You’re Asking the Wrong Question

Instead of asking about your appeal to folk who hate you, you might ask why their opinion holds any sway over you. You could also ask why you seek a seat at their table when nothing they are serving is all that appetizing. 

Consider this: do you create things for folk who hate you to get them to change their minds? Do you sculpt yourself for the consumption of others? Are the words you say from YOU or only FOR them? Are you part of the audience whose approval you seek? Not just in the sense of are you part of their community, but also, do you consider YOU? Do you think about what you like, what you need, who you are and how to satisfy yourself? Does that piece, pleasing you, weigh the heaviest or is it ultimately about others? Is it ultimately about their gaze?

Is your life about seeking the male gaze or the white gaze? From the way you look to the way you speak, to how you show up. Who is it for? If it is not about and for you, you have the wrong audience.

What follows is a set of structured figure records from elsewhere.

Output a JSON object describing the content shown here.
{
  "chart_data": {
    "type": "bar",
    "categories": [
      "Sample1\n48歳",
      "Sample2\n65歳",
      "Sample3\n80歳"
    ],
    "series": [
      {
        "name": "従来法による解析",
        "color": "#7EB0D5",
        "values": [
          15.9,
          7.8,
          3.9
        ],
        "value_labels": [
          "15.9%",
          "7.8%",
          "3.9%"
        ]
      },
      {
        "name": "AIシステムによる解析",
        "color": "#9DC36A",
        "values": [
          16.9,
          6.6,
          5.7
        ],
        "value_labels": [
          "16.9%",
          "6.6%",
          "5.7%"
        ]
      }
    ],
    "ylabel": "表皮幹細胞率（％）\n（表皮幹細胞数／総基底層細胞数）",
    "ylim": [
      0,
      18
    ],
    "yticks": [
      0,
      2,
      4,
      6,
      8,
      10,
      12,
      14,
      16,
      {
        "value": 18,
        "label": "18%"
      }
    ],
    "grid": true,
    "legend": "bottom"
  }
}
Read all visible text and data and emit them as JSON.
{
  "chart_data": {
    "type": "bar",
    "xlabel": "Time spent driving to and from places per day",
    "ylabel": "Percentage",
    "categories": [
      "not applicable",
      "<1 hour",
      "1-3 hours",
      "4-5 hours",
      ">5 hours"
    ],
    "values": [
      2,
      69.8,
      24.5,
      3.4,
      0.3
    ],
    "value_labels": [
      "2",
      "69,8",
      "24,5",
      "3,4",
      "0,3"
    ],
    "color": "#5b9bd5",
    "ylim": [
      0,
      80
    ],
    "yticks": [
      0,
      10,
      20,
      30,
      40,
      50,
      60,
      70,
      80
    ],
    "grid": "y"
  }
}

3 Ways to Deal With Yourself as an Individual Worthy of Respect

  1. When considering anything, think about what you WANT and NEED. Write it down if you must, but when someone asks you for something or you are thinking about doing something, consider your wants and needs ahead of everything and everyone else. Recognize that Moving you to first is NOT easy. 

  2. If you are new to this: one day a week, satisfy yourself first. Do or say the thing that is about and for you. It can be small from eating the damn donut to large like turning off the phony phone voice. 

    1. If you are true to this: how else can you divest from the gaze of others? What is one area you have noticed that you struggle with or in? That might be the area where there is more to do. 

  3. Reflect on the experience. When you do something that’s about and for you, reflect on it. We need to know and understand how it went. Did it feel different? How? What did you gain and/or lose from it? These questions speak to how it was for you and gives you space to think about what you might like to do next time. Keep in mind, that when I have challenged others to do this, they talk about how light they felt about not filtering every word or gesture through the lens of how they thought someone else might take them in. 

Like I said at the start, you have everything in you to live an authentic and beautiful life. I hope you move into considering you more and take Nikki Giovanni’s words to heart.